To assess the effect of using EIA rather than PRN assays in the study of transplacental concentration of measles antibody, a regression model of cord level on maternal level, with measles IgG measurement method as a dummy variable, was fitted to the data in order to test if, in the EIA and PRN groups, the slopes were parallel, the intercepts were equal and finally if the models were coincident²³. One-way analysis of variance was used to compare transplacental concentration ratios computed with the data from EIA and PRN methods.

Maternal antibody levels of 40-99 mIU/ml may delay the antibody response to measles vaccination, while levels of 100 mIU or more greatly reduce the response to standard titre vaccines²⁵. Thus, for infants sera, we assessed the sensitivity and specificity of EIA versus PRN using either 40 or 100 mIU/ml as the cut-off for sero-positivity.

RESULTS

Measles antibody levels

The geometric mean concentrations of measles antibody levels were very similar by both assays (Table 1). Levels were higher in umbilical cord than maternal sera, as expected⁴.

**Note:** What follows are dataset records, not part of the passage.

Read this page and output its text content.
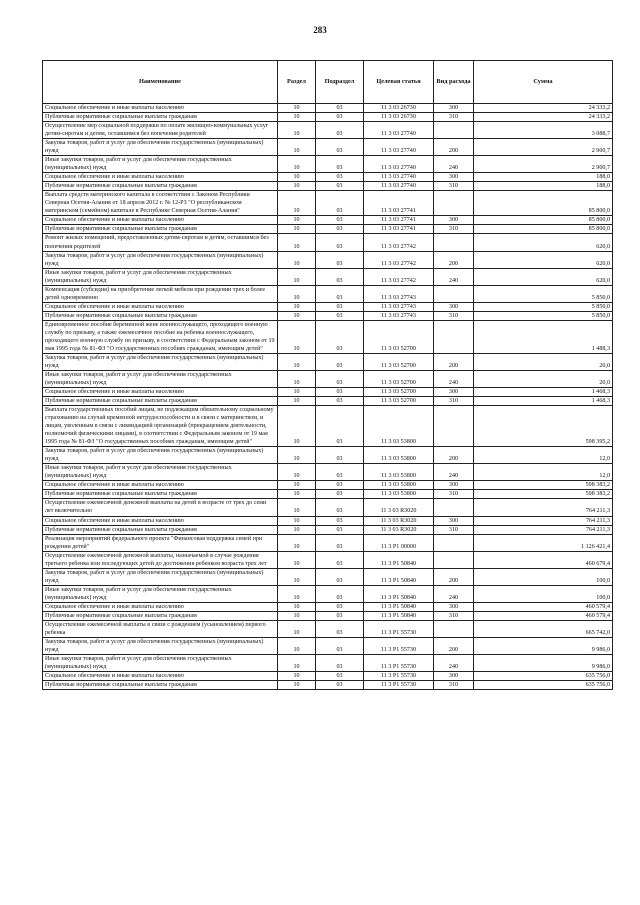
283
Наименование	Раздел	Подраздел	Целевая статья	Вид расхода	Сумма
Социальное обеспечение и иные выплаты населению	10	03	11 3 03 26730	300	24 333,2
Публичные нормативные социальные выплаты гражданам	10	03	11 3 03 26730	310	24 333,2
Осуществление мер социальной поддержки по оплате жилищно-коммунальных услуг детям-сиротам и детям, оставшимся без попечения родителей	10	03	11 3 03 27740		3 088,7
Закупка товаров, работ и услуг для обеспечения государственных (муниципальных) нужд	10	03	11 3 03 27740	200	2 900,7
Иные закупки товаров, работ и услуг для обеспечения государственных (муниципальных) нужд	10	03	11 3 03 27740	240	2 900,7
Социальное обеспечение и иные выплаты населению	10	03	11 3 03 27740	300	188,0
Публичные нормативные социальные выплаты гражданам	10	03	11 3 03 27740	310	188,0
Выплата средств материнского капитала в соответствии с Законом Республики Северная Осетия-Алания от 18 апреля 2012 г. № 12-РЗ "О республиканском материнском (семейном) капитале в Республике Северная Осетия-Алания"	10	03	11 3 03 27741		85 800,0
Социальное обеспечение и иные выплаты населению	10	03	11 3 03 27741	300	85 800,0
Публичные нормативные социальные выплаты гражданам	10	03	11 3 03 27741	310	85 800,0
Ремонт жилых помещений, предоставленных детям-сиротам и детям, оставшимся без попечения родителей	10	03	11 3 03 27742		620,0
Закупка товаров, работ и услуг для обеспечения государственных (муниципальных) нужд	10	03	11 3 03 27742	200	620,0
Иные закупки товаров, работ и услуг для обеспечения государственных (муниципальных) нужд	10	03	11 3 03 27742	240	620,0
Компенсация (субсидия) на приобретение легкой мебели при рождении трех и более детей одновременно	10	03	11 3 03 27743		5 850,0
Социальное обеспечение и иные выплаты населению	10	03	11 3 03 27743	300	5 850,0
Публичные нормативные социальные выплаты гражданам	10	03	11 3 03 27743	310	5 850,0
Единовременное пособие беременной жене военнослужащего, проходящего военную службу по призыву, а также ежемесячное пособие на ребенка военнослужащего, проходящего военную службу по призыву, в соответствии с Федеральным законом от 19 мая 1995 года № 81-ФЗ "О государственных пособиях гражданам, имеющим детей"	10	03	11 3 03 52700		1 488,3
Закупка товаров, работ и услуг для обеспечения государственных (муниципальных) нужд	10	03	11 3 03 52700	200	20,0
Иные закупки товаров, работ и услуг для обеспечения государственных (муниципальных) нужд	10	03	11 3 03 52700	240	20,0
Социальное обеспечение и иные выплаты населению	10	03	11 3 03 52700	300	1 468,3
Публичные нормативные социальные выплаты гражданам	10	03	11 3 03 52700	310	1 468,3
Выплата государственных пособий лицам, не подлежащим обязательному социальному страхованию на случай временной нетрудоспособности и в связи с материнством, и лицам, уволенным в связи с ликвидацией организаций (прекращением деятельности, полномочий физическими лицами), в соответствии с Федеральным законом от 19 мая 1995 года № 81-ФЗ "О государственных пособиях гражданам, имеющим детей"	10	03	11 3 03 53800		598 395,2
Закупка товаров, работ и услуг для обеспечения государственных (муниципальных) нужд	10	03	11 3 03 53800	200	12,0
Иные закупки товаров, работ и услуг для обеспечения государственных (муниципальных) нужд	10	03	11 3 03 53800	240	12,0
Социальное обеспечение и иные выплаты населению	10	03	11 3 03 53800	300	598 383,2
Публичные нормативные социальные выплаты гражданам	10	03	11 3 03 53800	310	598 383,2
Осуществление ежемесячной денежной выплаты на детей в возрасте от трех до семи лет включительно	10	03	11 3 03 R3020		764 211,3
Социальное обеспечение и иные выплаты населению	10	03	11 3 03 R3020	300	764 211,3
Публичные нормативные социальные выплаты гражданам	10	03	11 3 03 R3020	310	764 211,3
Реализация мероприятий федерального проекта "Финансовая поддержка семей при рождении детей"	10	03	11 3 P1 00000		1 126 421,4
Осуществление ежемесячной денежной выплаты, назначаемой в случае рождения третьего ребенка или последующих детей до достижения ребенком возраста трех лет	10	03	11 3 P1 50840		460 679,4
Закупка товаров, работ и услуг для обеспечения государственных (муниципальных) нужд	10	03	11 3 P1 50840	200	100,0
Иные закупки товаров, работ и услуг для обеспечения государственных (муниципальных) нужд	10	03	11 3 P1 50840	240	100,0
Социальное обеспечение и иные выплаты населению	10	03	11 3 P1 50840	300	460 579,4
Публичные нормативные социальные выплаты гражданам	10	03	11 3 P1 50840	310	460 579,4
Осуществление ежемесячной выплаты в связи с рождением (усыновлением) первого ребенка	10	03	11 3 P1 55730		665 742,0
Закупка товаров, работ и услуг для обеспечения государственных (муниципальных) нужд	10	03	11 3 P1 55730	200	9 986,0
Иные закупки товаров, работ и услуг для обеспечения государственных (муниципальных) нужд	10	03	11 3 P1 55730	240	9 986,0
Социальное обеспечение и иные выплаты населению	10	03	11 3 P1 55730	300	635 756,0
Публичные нормативные социальные выплаты гражданам	10	03	11 3 P1 55730	310	635 756,0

Scatter plots of EIA by PRN values

Fig. 1 shows the skewness of the antibody levels and improvement after log transformation. Log transformed levels of measles IgG by EIA or PRN spread around the equality line (Fig. 1) in maternal and umbilical cord sera, suggesting a reasonable agreement between the two methods.

Scatter plots of the differences between the two methods (EIA-PRN) against the average of the two measurements

When results for individual sera were plotted without transformation, Fig. 2a shows that the disagreement between the two methods in either direction could be as much as 10000 mIU/ml (or even more for the outliers). Log transformed values were plotted in Fig. 2b, which shows the 95% limits of agreement, and the limits of the 95% CIs (dotted lines) of the bias, for both maternal and umbilical cord sera.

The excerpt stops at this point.